From: Roman Gushchin
Date: Tue Nov 13 2018 - 17:00:12 EST


Hi Oleg!

On Tue, Nov 13, 2018 at 04:48:25PM +0100, Oleg Nesterov wrote:
> On 11/12, Roman Gushchin wrote:
> >
> > --- a/include/linux/sched.h
> > +++ b/include/linux/sched.h
> > @@ -83,7 +83,8 @@ struct task_group;
> > #define TASK_WAKING 0x0200
> > #define TASK_NOLOAD 0x0400
> > #define TASK_NEW 0x0800
> > -#define TASK_STATE_MAX 0x1000
> > +#define TASK_FROZEN 0x1000
> > +#define TASK_STATE_MAX 0x2000
>
> Just noticed the new task state... Why? Can't we avoid it?

We can, but it's nice to show to userspace that tasks are frozen,
rather than just stuck somewhere in the kernel...

>
> ...
>
> > +void cgroup_freezer_enter(void)
> > +{
> > + long state = current->state;
>
> Why? it must be TASK_RUNNING?
>
> If not set_current_state() at the end is simply wrong... Yes, __refrigerator()
> does this, but at least it has a reason although it is wrong too.
>
> > + struct cgroup *cgrp;
> > +
> > + if (!current->frozen) {
> > + spin_lock_irq(&css_set_lock);
> > + current->frozen = true;
> > + cgrp = task_dfl_cgroup(current);
> > + cgrp->freezer.nr_frozen_tasks++;
> > +
> > + WARN_ON_ONCE(cgrp->freezer.nr_tasks_to_freeze <
> > + cgrp->freezer.nr_frozen_tasks);
> > +
> > + if (cgrp->freezer.nr_tasks_to_freeze ==
> > + cgrp->freezer.nr_frozen_tasks)
> > + cgroup_queue_notify_frozen(cgrp);
> > + spin_unlock_irq(&css_set_lock);
> > + }
> > +
> > + /* refrigerator */
> > + set_current_state(TASK_WAKEKILL | TASK_INTERRUPTIBLE | TASK_FROZEN);
>
> Why not __set_current_state() ?

Hm, it's not a hot path at all, so set_current_state() is good enough.
Not a strong preference, of course.

>
> If ->state include TASK_INTERRUPTIBLE, why do we need TASK_WAKEKILL?
>
> And again, why TASK_FROZEN?

So, should it be just TASK_INTERRUPTIBLE | TASK_FROZEN ?

>
> > + clear_thread_flag(TIF_SIGPENDING);
> > + schedule();
> > + recalc_sigpending();
>
> I simply can't understand these 3 lines above but I bet this is not correct ;)

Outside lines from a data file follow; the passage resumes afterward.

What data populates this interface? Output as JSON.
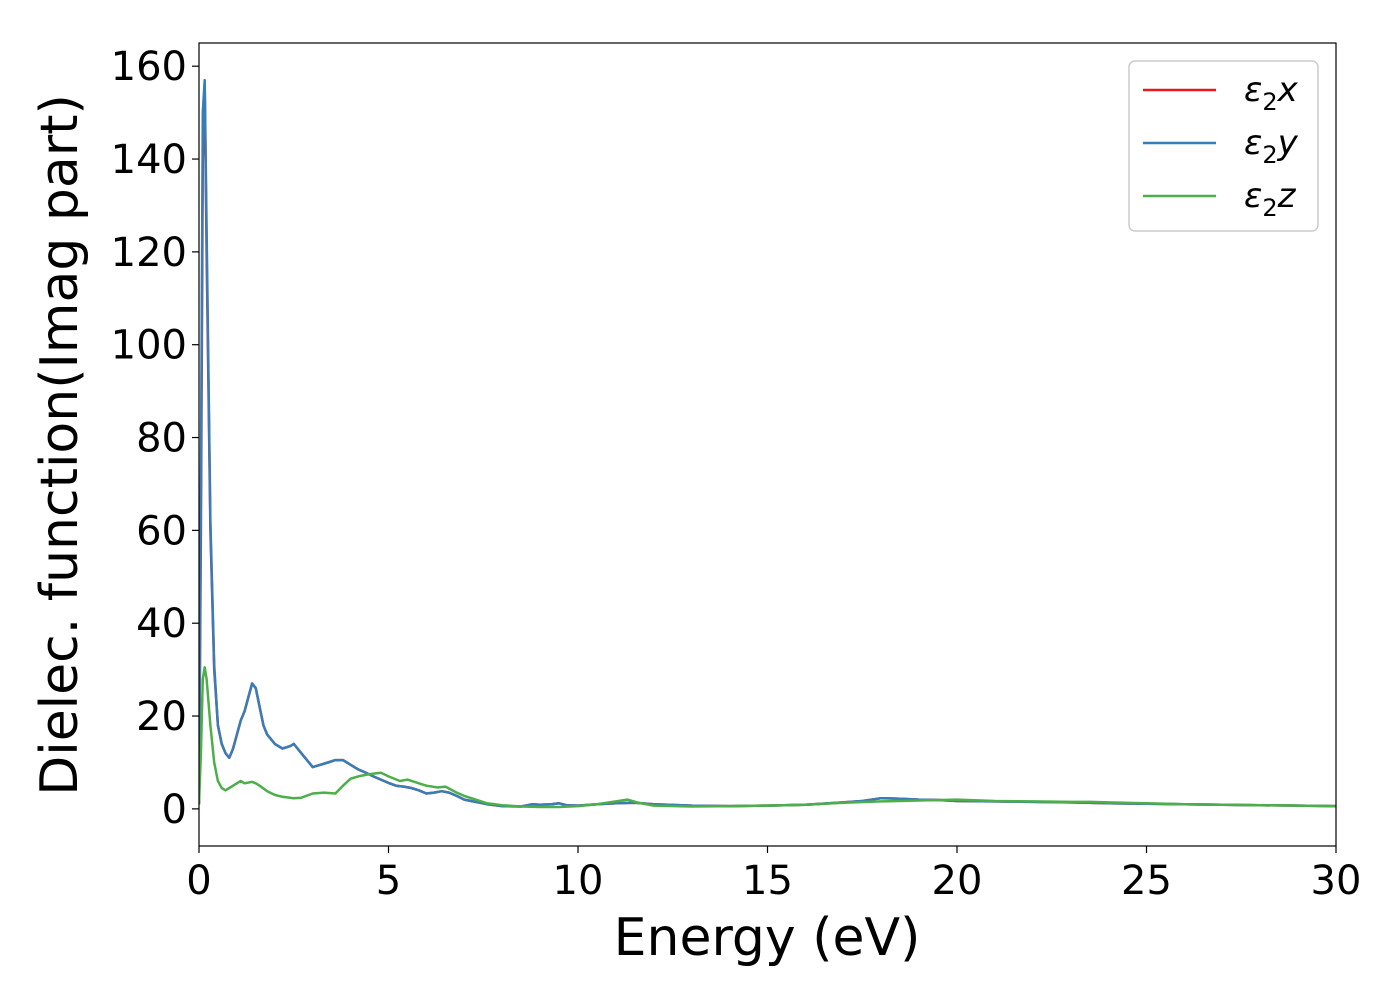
{
  "chart_data": {
    "type": "line",
    "title": "",
    "xlabel": "Energy (eV)",
    "ylabel": "Dielec. function(Imag part)",
    "xlim": [
      0,
      30
    ],
    "ylim": [
      -8,
      165
    ],
    "xticks": [
      0,
      5,
      10,
      15,
      20,
      25,
      30
    ],
    "yticks": [
      0,
      20,
      40,
      60,
      80,
      100,
      120,
      140,
      160
    ],
    "grid": false,
    "legend_position": "top-right",
    "series": [
      {
        "name": "ε₂x",
        "legend_main": "ε",
        "legend_sub": "2",
        "legend_suffix": "x",
        "color": "#e41a1c",
        "x": [
          0,
          0.05,
          0.1,
          0.15,
          0.2,
          0.3,
          0.4,
          0.5,
          0.6,
          0.7,
          0.8,
          0.9,
          1.0,
          1.1,
          1.2,
          1.3,
          1.4,
          1.5,
          1.6,
          1.7,
          1.8,
          1.9,
          2.0,
          2.2,
          2.4,
          2.5,
          2.6,
          2.8,
          3.0,
          3.2,
          3.4,
          3.6,
          3.8,
          4.0,
          4.2,
          4.4,
          4.6,
          4.8,
          5.0,
          5.2,
          5.4,
          5.6,
          5.8,
          6.0,
          6.2,
          6.4,
          6.6,
          6.8,
          7.0,
          7.3,
          7.6,
          8.0,
          8.5,
          8.8,
          9.0,
          9.3,
          9.5,
          9.7,
          10.0,
          10.5,
          11.0,
          11.5,
          12.0,
          13.0,
          14.0,
          15.0,
          16.0,
          17.0,
          17.5,
          18.0,
          18.5,
          19.0,
          19.5,
          20.0,
          21.0,
          22.0,
          23.0,
          24.0,
          25.0,
          26.0,
          27.0,
          28.0,
          29.0,
          30.0
        ],
        "y": [
          1,
          60,
          140,
          156,
          120,
          60,
          30,
          18,
          14,
          12,
          11,
          13,
          16,
          19,
          21,
          24,
          27,
          26,
          22,
          18,
          16,
          15,
          14,
          13,
          13.5,
          14,
          13,
          11,
          9,
          9.5,
          10,
          10.5,
          10.5,
          9.5,
          8.5,
          7.8,
          7,
          6.3,
          5.6,
          5,
          4.8,
          4.5,
          4,
          3.3,
          3.5,
          3.8,
          3.5,
          2.8,
          2,
          1.5,
          1,
          0.6,
          0.5,
          1,
          0.9,
          1,
          1.2,
          0.8,
          0.7,
          1,
          1.2,
          1.3,
          1,
          0.7,
          0.6,
          0.7,
          0.9,
          1.4,
          1.7,
          2.3,
          2.2,
          2,
          1.9,
          1.7,
          1.6,
          1.5,
          1.4,
          1.2,
          1.1,
          1.0,
          0.9,
          0.8,
          0.7,
          0.6
        ]
      },
      {
        "name": "ε₂y",
        "legend_main": "ε",
        "legend_sub": "2",
        "legend_suffix": "y",
        "color": "#377eb8",
        "x": [
          0,
          0.05,
          0.1,
          0.15,
          0.2,
          0.3,
          0.4,
          0.5,
          0.6,
          0.7,
          0.8,
          0.9,
          1.0,
          1.1,
          1.2,
          1.3,
          1.4,
          1.5,
          1.6,
          1.7,
          1.8,
          1.9,
          2.0,
          2.2,
          2.4,
          2.5,
          2.6,
          2.8,
          3.0,
          3.2,
          3.4,
          3.6,
          3.8,
          4.0,
          4.2,
          4.4,
          4.6,
          4.8,
          5.0,
          5.2,
          5.4,
          5.6,
          5.8,
          6.0,
          6.2,
          6.4,
          6.6,
          6.8,
          7.0,
          7.3,
          7.6,
          8.0,
          8.5,
          8.8,
          9.0,
          9.3,
          9.5,
          9.7,
          10.0,
          10.5,
          11.0,
          11.5,
          12.0,
          13.0,
          14.0,
          15.0,
          16.0,
          17.0,
          17.5,
          18.0,
          18.5,
          19.0,
          19.5,
          20.0,
          21.0,
          22.0,
          23.0,
          24.0,
          25.0,
          26.0,
          27.0,
          28.0,
          29.0,
          30.0
        ],
        "y": [
          1,
          70,
          150,
          157,
          125,
          62,
          31,
          18,
          14,
          12,
          11,
          13,
          16,
          19,
          21,
          24,
          27,
          26,
          22,
          18,
          16,
          15,
          14,
          13,
          13.5,
          14,
          13,
          11,
          9,
          9.5,
          10,
          10.5,
          10.5,
          9.5,
          8.5,
          7.8,
          7,
          6.3,
          5.6,
          5,
          4.8,
          4.5,
          4,
          3.3,
          3.5,
          3.8,
          3.5,
          2.8,
          2,
          1.5,
          1,
          0.6,
          0.5,
          1,
          0.9,
          1,
          1.2,
          0.8,
          0.7,
          1,
          1.2,
          1.3,
          1,
          0.7,
          0.6,
          0.7,
          0.9,
          1.4,
          1.7,
          2.3,
          2.2,
          2,
          1.9,
          1.7,
          1.6,
          1.5,
          1.4,
          1.2,
          1.1,
          1.0,
          0.9,
          0.8,
          0.7,
          0.6
        ]
      },
      {
        "name": "ε₂z",
        "legend_main": "ε",
        "legend_sub": "2",
        "legend_suffix": "z",
        "color": "#4daf4a",
        "x": [
          0,
          0.05,
          0.1,
          0.15,
          0.2,
          0.3,
          0.4,
          0.5,
          0.6,
          0.7,
          0.8,
          0.9,
          1.0,
          1.1,
          1.2,
          1.4,
          1.5,
          1.6,
          1.8,
          2.0,
          2.2,
          2.5,
          2.7,
          3.0,
          3.3,
          3.6,
          3.8,
          4.0,
          4.2,
          4.5,
          4.8,
          5.0,
          5.3,
          5.5,
          5.8,
          6.0,
          6.3,
          6.5,
          6.8,
          7.0,
          7.3,
          7.6,
          8.0,
          8.5,
          9.0,
          9.5,
          10.0,
          10.5,
          11.0,
          11.3,
          11.6,
          12.0,
          13.0,
          14.0,
          15.0,
          16.0,
          17.0,
          18.0,
          19.0,
          20.0,
          21.0,
          22.0,
          23.0,
          23.5,
          24.0,
          25.0,
          26.0,
          27.0,
          28.0,
          29.0,
          30.0
        ],
        "y": [
          1,
          12,
          28,
          30.5,
          28,
          18,
          10,
          6,
          4.5,
          4,
          4.5,
          5,
          5.5,
          6,
          5.5,
          5.8,
          5.5,
          5,
          3.8,
          3,
          2.6,
          2.3,
          2.4,
          3.3,
          3.5,
          3.3,
          5,
          6.5,
          7,
          7.5,
          7.8,
          7,
          6,
          6.3,
          5.5,
          5,
          4.6,
          4.8,
          3.5,
          2.8,
          2,
          1.2,
          0.8,
          0.5,
          0.4,
          0.4,
          0.6,
          1,
          1.6,
          2,
          1.3,
          0.7,
          0.5,
          0.6,
          0.7,
          0.9,
          1.3,
          1.6,
          1.8,
          2.0,
          1.7,
          1.6,
          1.5,
          1.5,
          1.4,
          1.2,
          1.0,
          0.9,
          0.8,
          0.7,
          0.6
        ]
      }
    ]
  }
}
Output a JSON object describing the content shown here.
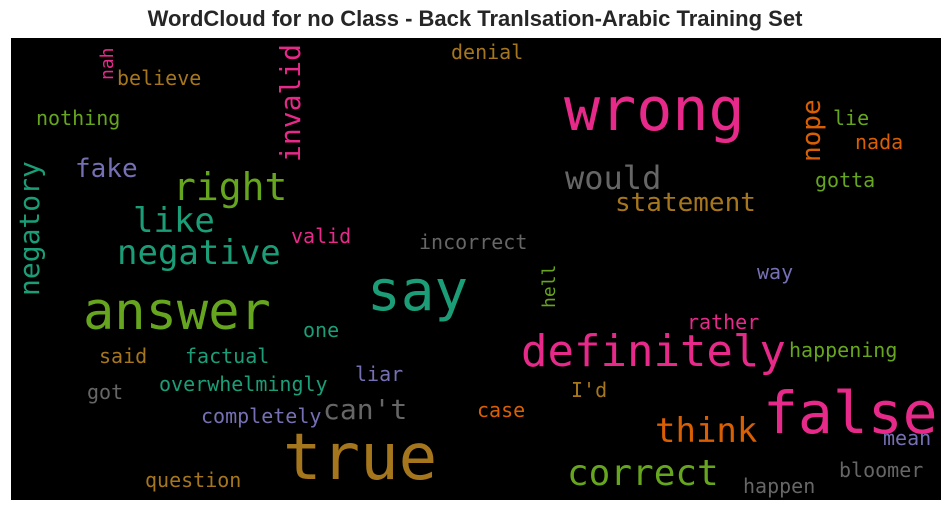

So, yeah, the problem is that if there is TIF_SIGPENDING bit set, schedule()
will return immediately, so we're getting pretty much a busy loop here.
This is a nasty workaround.

I believe we can clear and not call recalc_sigpending() at all. Does this seem
to be correct?

>
> if nothing else recalc_sigpending() without ->siglock is wrong, it can race
> with signal_wakeup/etc.
>
> > + set_current_state(state);
>
> see above...

Thank you for the review!
And looking forward for more comments from you!